Politica Lecce 

Risse, degrado e sporcizia nei pressi di alcune attività: esposto dei residenti, la replica del Comune

L’esposto diffida è stato presentato per conto dei cittadini dall’avvocato Sabrina Conte: segnalata una situazione ritenuta insostenibile dai residenti. L’assessore Signore: “Controlli e sanzioni già in corso”

Un esposto diffida al sindaco e alle autorità sanitarie competenti, firmato dall’avvocato Sabrina Conte per conto di alcuni cittadini della zona San Pio di Lecce, per denunciare la sporcizia, il degrado, il disturbo della quiete pubblica, le risse e l’inquinamento che si consumerebbero nelle vie Dalmazio Birago, Delle Anime e Viale dell’Università, dove sorgono tre locali di street food.

Stando ai denunciati, la situazione sarebbe diventata intollerabile vista la costante presenze di avventori che abuserebbero di alcol e che si renderebbero protagonisti di risse.

“La quantità di rifiuti abbandonati in queste vie – si legge - è intollerabile: c’è di tutto, dai sacchi di spazzatura ai resti del cibo, bottiglie di vetro e mozziconi di sigaretta. Il degrado avanza insieme alla frequenza delle risse. Le parti più nascoste di quest’area vengono utilizzate come latrina a cielo aperto e spesso i residenti subiscono miasmi intollerabili. A questo si aggiungono i miasmi provenienti dalle cucine: anche i proprietari di alcune attività nei paraggi si sentono penalizzati da questa situazione. In uno dei locali in questione ci sarebbe una canna fumaria sotto i limiti di altezza previsti dal regolamento edilizio comunale e questo espone i residenti ai “fumi molesti”.

In risposta alla denuncia dei residenti sulle attività di kebab a San Pio, interviene l’assessore alla Polizia Locale e Sicurezza Sergio Signore: “I contenuti della denuncia dei residenti sono noti alla Polizia Locale che, in coordinamento con la Polizia di Stato e le altre forze dell’Ordine provvede al pattugliamento del territorio – dichiara l’assessore alla Sicurezza urbana Sergio Signore – rafforzeremo ulteriormente la presenza nella zona segnalata delle nostre pattuglie, in modo da contenere quanto più e possibile, fino a sradicarli totalmente, i comportamenti irrispettosi dello spazio pubblico e della tranquillità dei residenti. Ci troviamo davanti, purtroppo, a fenomeni di marginalità e degrado che sfociano in comportamenti inaccettabili a danno della collettività”.

“Per quanto riguarda le attività artigianali di vendita di cibi e bevande nella giornata di ieri sera – prosegue - è stato effettuato un controllo mirato dalla sezione amministrativa della Polizia Locale che ha emesso un verbale per cattiva conservazione dei prodotti alimentari, disponendo l’immediato ripristino immediato della pulizia degli ambienti, e una sanzione per il mancato uso delle mascherine da parte degli avventori della rivendita.
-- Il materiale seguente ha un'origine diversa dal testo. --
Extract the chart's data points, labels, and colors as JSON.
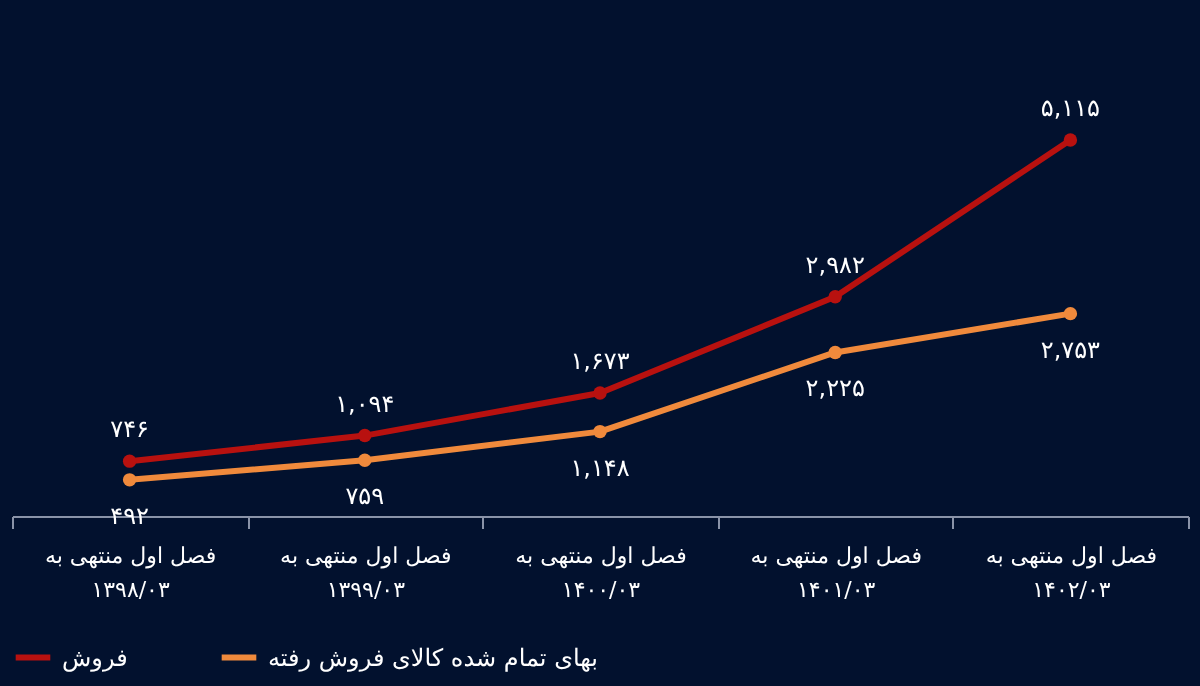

Nei giorni precedenti un altro degli esercizi segnalati è stato sanzionato per occupazione di suolo pubblico senza autorizzazione e risultato in regola ad un successivo controllo. Nei prossimi giorni disporremo controlli specifici per verificare la vendita di alcolici in orario non consentito: ricordo infatti che anche per le attività artigianali, ai sensi del regolamento “Movida” del 2016, la vendita di alcolici e bevande in qualsiasi contenitore dopo le 22 è consentita solo all’interno dei locali con divieto di uscire per strada con bottiglie o bicchieri nelle mani. Il Comune è al fianco dei residenti per il ripristino del decoro, della sicurezza e della legalità”.